4 Replies to “Schülerarbeit: Ein Dialog.”

  1. Wie ich letztens auf einer inspirierenden (GEW-) Fortbildung gelernt habe: Man muss die Kraft der Gruppendynamik für sich nutzen.

    Im Fall einer funktionierenden Klasse ist die Reaktion der Mitschüler ein viel größerer Faktor als eine Strafarbeit oder das (abermalige) laute Ansprechen. Auch das Nachsitzen und Anrufe bei den Eltern nutzen sich rasch ab. Die Logik ist bestechend, wenn man an Streitschlichter, Jugendgerichte o.ä. denkt. Die Zuneigung oder Abneigung gleichaltriger Jugendlicher ist ein hartes Schwert; jeder will beliebt sein. Insofern sollte die Gruppe das unter sich regeln.

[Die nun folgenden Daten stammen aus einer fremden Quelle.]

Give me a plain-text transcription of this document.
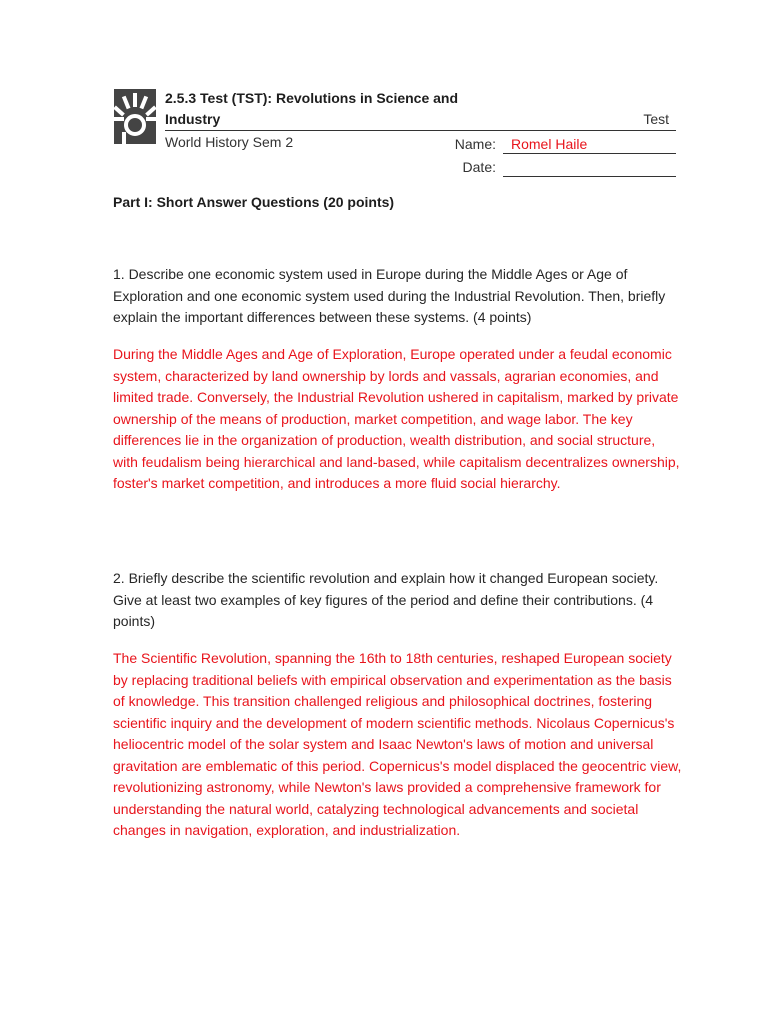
2.5.3 Test (TST): Revolutions in Science and Industry	Test
World History Sem 2	Name: Romel Haile
Date:
Part I: Short Answer Questions (20 points)
1. Describe one economic system used in Europe during the Middle Ages or Age of Exploration and one economic system used during the Industrial Revolution. Then, briefly explain the important differences between these systems. (4 points)
During the Middle Ages and Age of Exploration, Europe operated under a feudal economic system, characterized by land ownership by lords and vassals, agrarian economies, and limited trade. Conversely, the Industrial Revolution ushered in capitalism, marked by private ownership of the means of production, market competition, and wage labor. The key differences lie in the organization of production, wealth distribution, and social structure, with feudalism being hierarchical and land-based, while capitalism decentralizes ownership, foster's market competition, and introduces a more fluid social hierarchy.
2. Briefly describe the scientific revolution and explain how it changed European society. Give at least two examples of key figures of the period and define their contributions. (4 points)
The Scientific Revolution, spanning the 16th to 18th centuries, reshaped European society by replacing traditional beliefs with empirical observation and experimentation as the basis of knowledge. This transition challenged religious and philosophical doctrines, fostering scientific inquiry and the development of modern scientific methods. Nicolaus Copernicus's heliocentric model of the solar system and Isaac Newton's laws of motion and universal gravitation are emblematic of this period. Copernicus's model displaced the geocentric view, revolutionizing astronomy, while Newton's laws provided a comprehensive framework for understanding the natural world, catalyzing technological advancements and societal changes in navigation, exploration, and industrialization.
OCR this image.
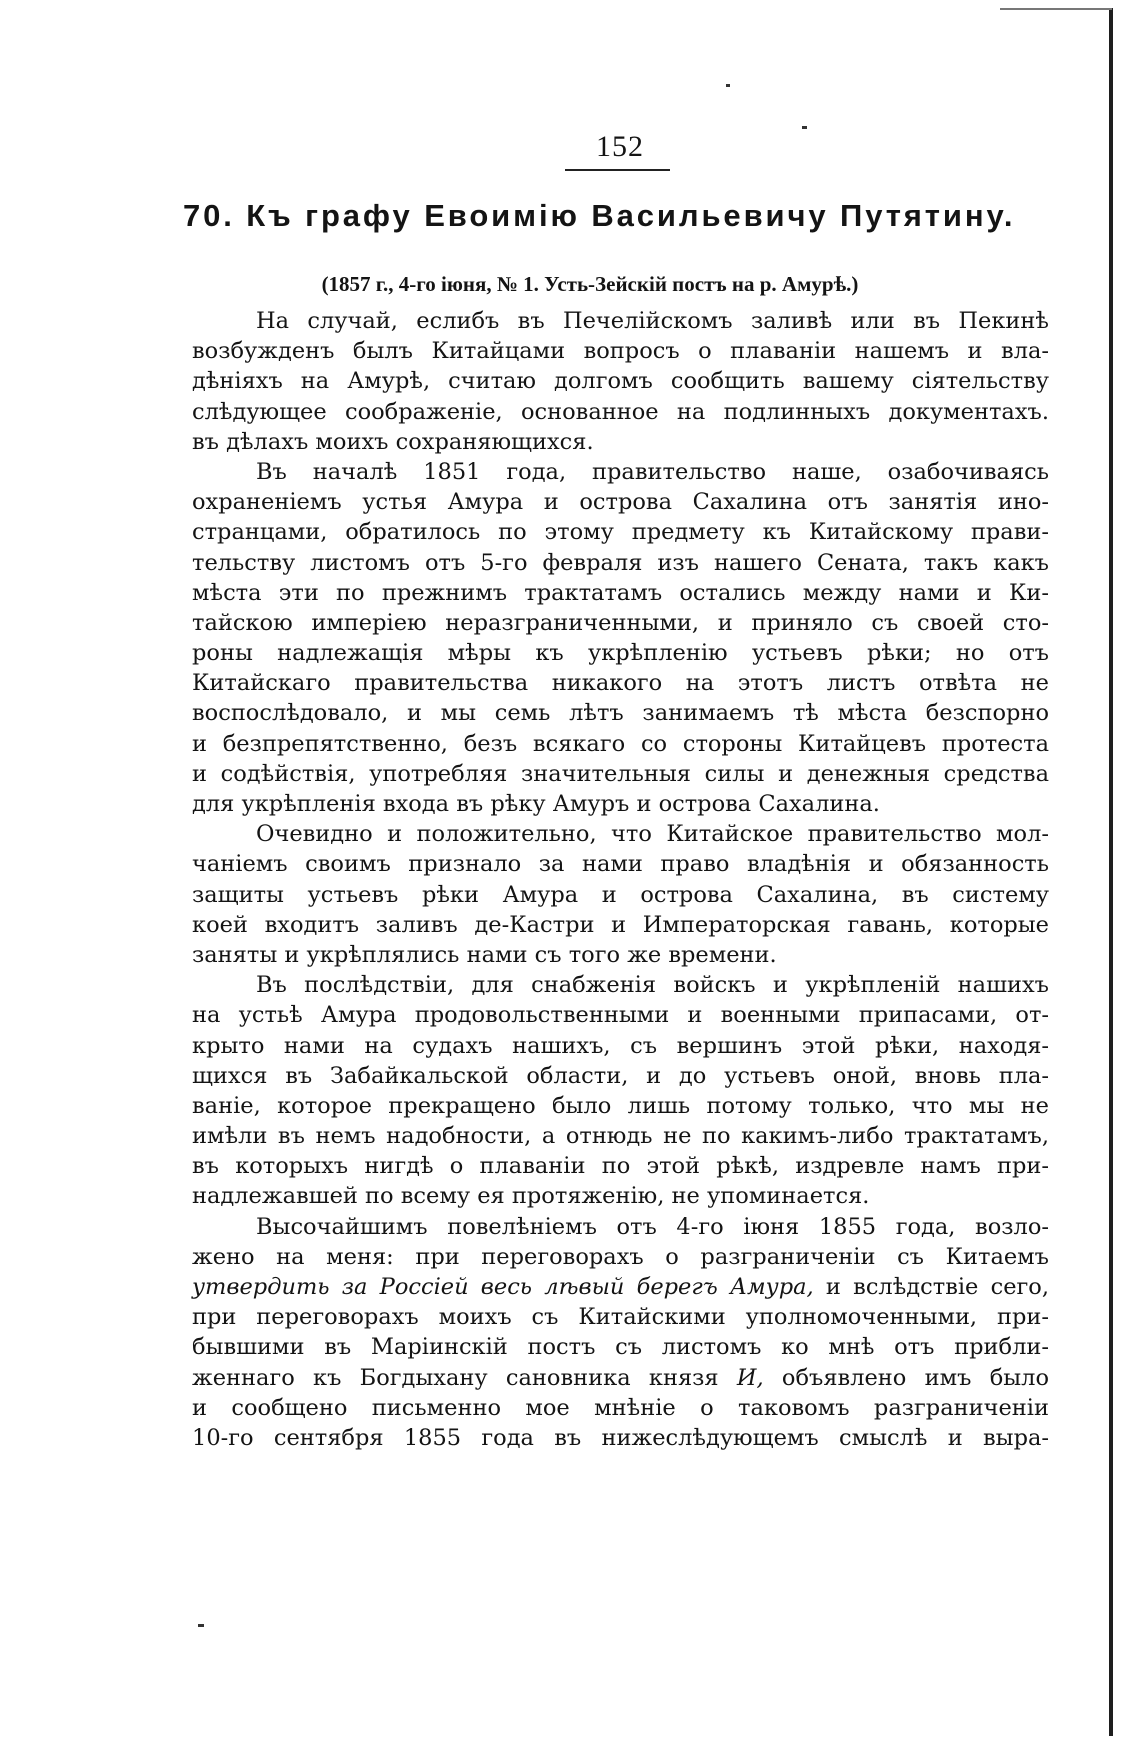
152
70. Къ графу Евоимію Васильевичу Путятину.
(1857 г., 4-го іюня, № 1. Усть-Зейскій постъ на р. Амурѣ.)
На случай, еслибъ въ Печелійскомъ заливѣ или въ Пекинѣ
возбужденъ былъ Китайцами вопросъ о плаваніи нашемъ и вла-
дѣніяхъ на Амурѣ, считаю долгомъ сообщить вашему сіятельству
слѣдующее соображеніе, основанное на подлинныхъ документахъ.
въ дѣлахъ моихъ сохраняющихся.
Въ началѣ 1851 года, правительство наше, озабочиваясь
охраненіемъ устья Амура и острова Сахалина отъ занятія ино-
странцами, обратилось по этому предмету къ Китайскому прави-
тельству листомъ отъ 5-го февраля изъ нашего Сената, такъ какъ
мѣста эти по прежнимъ трактатамъ остались между нами и Ки-
тайскою имперіею неразграниченными, и приняло съ своей сто-
роны надлежащія мѣры къ укрѣпленію устьевъ рѣки; но отъ
Китайскаго правительства никакого на этотъ листъ отвѣта не
воспослѣдовало, и мы семь лѣтъ занимаемъ тѣ мѣста безспорно
и безпрепятственно, безъ всякаго со стороны Китайцевъ протеста
и содѣйствія, употребляя значительныя силы и денежныя средства
для укрѣпленія входа въ рѣку Амуръ и острова Сахалина.
Очевидно и положительно, что Китайское правительство мол-
чаніемъ своимъ признало за нами право владѣнія и обязанность
защиты устьевъ рѣки Амура и острова Сахалина, въ систему
коей входитъ заливъ де-Кастри и Императорская гавань, которые
заняты и укрѣплялись нами съ того же времени.
Въ послѣдствіи, для снабженія войскъ и укрѣпленій нашихъ
на устьѣ Амура продовольственными и военными припасами, от-
крыто нами на судахъ нашихъ, съ вершинъ этой рѣки, находя-
щихся въ Забайкальской области, и до устьевъ оной, вновь пла-
ваніе, которое прекращено было лишь потому только, что мы не
имѣли въ немъ надобности, а отнюдь не по какимъ-либо трактатамъ,
въ которыхъ нигдѣ о плаваніи по этой рѣкѣ, издревле намъ при-
надлежавшей по всему ея протяженію, не упоминается.
Высочайшимъ повелѣніемъ отъ 4-го іюня 1855 года, возло-
жено на меня: при переговорахъ о разграниченіи съ Китаемъ
утвердить за Россіей весь лѣвый берегъ Амура, и вслѣдствіе сего,
при переговорахъ моихъ съ Китайскими уполномоченными, при-
бывшими въ Маріинскій постъ съ листомъ ко мнѣ отъ прибли-
женнаго къ Богдыхану сановника князя И, объявлено имъ было
и сообщено письменно мое мнѣніе о таковомъ разграниченіи
10-го сентября 1855 года въ нижеслѣдующемъ смыслѣ и выра-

    Meine Klasse ist in diesem Schuljahr in ein neues Gebäude umgezogen. Der Weg und die engen Gänge machen es erforderlich, die Klasse abzuholen und gemeinsam in die Räume zu gehen. Um nicht jeden Tag das Schreien und Herumspringen ertragen zu müssen, lasse ich die gesamte Klasse auch bei Fehlverhalten nur einzelner Schüler den gesamten Weg (3 Stockwerke + langer Weg) so oft hin- und her laufen, bis auch der letzte Schüler keine Lust mehr auf Kritik und Genörgel der Mitschüler hat.

    Mittlerweile klappt das ganz gut und die Schüler weisen ermahnen sich gegenseitig, dass sie keine Lust auf zusätzliches Treppensteigen haben. Entsprechend hat mich zumindest hier dieser Ansatz überzeugt. Mal sehen, in welchen Bereichen das noch fruchten kann. Die Lehre ist für mich, dass ich mich zurücknehmen muss. Es geht nicht um die Stärke der Intervention, sondern um die Frage, ob dies überhaupt der richtige Ansatz ist.

    1. Bei uns liegt die Herausforderung in der starken Klassengemeinschaft: die machen alle Unsinn, nicht nur drei, vier oder fünf.

      Abgesehen davon sehe ich das Ganze eher augenzwinkernd: wenn das unsere größten Probleme sind, dann geht es uns richtig gut. Diese Pausen-Geschichte geht mehr in die Richtung fröhliches gegenseitiges Necken, als wirklicher Ärger. Das wissen auch alle unausgesprochen.

  2. Über die zweite Frage musste ich herzlich lachen. Da setzt sich die weiche Lehrerin konsequent durch
    Wirklich schön geschrieben. Ich hoffe die Klasse liest den Blog und kann sich daran erfreuen.
    Woher so ein Schüler Bild kommt, darüber kann man sich oft wirklich nur wundern 😀

  3. Schöne Idee, ich hoffe, ich denke daran, wenn ich in eine solche Situation kommen sollte. Bisher kenne ich Lehrer nur als objekte von Personenbeschreibungen, aber das hier ist viel lustiger.